A0682
Title: Multivariate strong invariance principle and uncertainty assessment for time in-homogeneous cyclic MCMC samplers
Authors: Haoxiang Li - University of Minnesota, Twin Cities (United States) [presenting]
Qian Qin - University of Minnesota (United States)
Abstract: Time in-homogeneous cyclic Markov chain Monte Carlo (MCMC) samplers, including deterministic scan Gibbs samplers and Metropolis within Gibbs samplers, are extensively used for sampling from multi-dimensional distributions. A multivariate strong invariance principle (SIP) is established for Markov chains associated with these samplers. The rate of this SIP essentially aligns with the tightest rate available for time-homogeneous Markov chains.

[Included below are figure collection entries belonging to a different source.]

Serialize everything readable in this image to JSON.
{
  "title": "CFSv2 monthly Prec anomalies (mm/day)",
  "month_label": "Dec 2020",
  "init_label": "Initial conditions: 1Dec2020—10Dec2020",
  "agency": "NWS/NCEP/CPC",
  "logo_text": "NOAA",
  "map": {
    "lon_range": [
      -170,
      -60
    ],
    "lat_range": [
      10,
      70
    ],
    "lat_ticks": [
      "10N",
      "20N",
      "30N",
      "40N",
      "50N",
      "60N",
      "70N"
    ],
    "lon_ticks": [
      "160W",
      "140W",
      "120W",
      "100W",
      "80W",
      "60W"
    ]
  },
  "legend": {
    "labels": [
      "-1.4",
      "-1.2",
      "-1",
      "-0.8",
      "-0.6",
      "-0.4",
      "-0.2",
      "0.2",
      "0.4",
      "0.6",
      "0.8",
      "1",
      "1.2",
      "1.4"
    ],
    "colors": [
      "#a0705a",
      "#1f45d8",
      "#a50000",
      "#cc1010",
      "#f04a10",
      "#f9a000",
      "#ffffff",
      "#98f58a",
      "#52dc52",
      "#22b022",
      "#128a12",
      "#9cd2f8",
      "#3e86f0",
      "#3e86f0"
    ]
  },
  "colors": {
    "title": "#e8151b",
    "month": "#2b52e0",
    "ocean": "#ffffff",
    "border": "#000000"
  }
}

The SIP implies the strong law of large numbers (SLLN) and the central limit theorem (CLT) and plays an essential role in uncertainty assessments. Using the SIP, conditions are given under which the multivariate batch means estimator for estimating the covariance matrix in the multivariate CLT is strongly consistent. Additionally, conditions are provided for a multivariate fixed volume sequential termination rule, which is associated with the concept of effective sample size (ESS), to be asymptotically valid. The uncertainty assessment tools are demonstrated through various numerical experiments.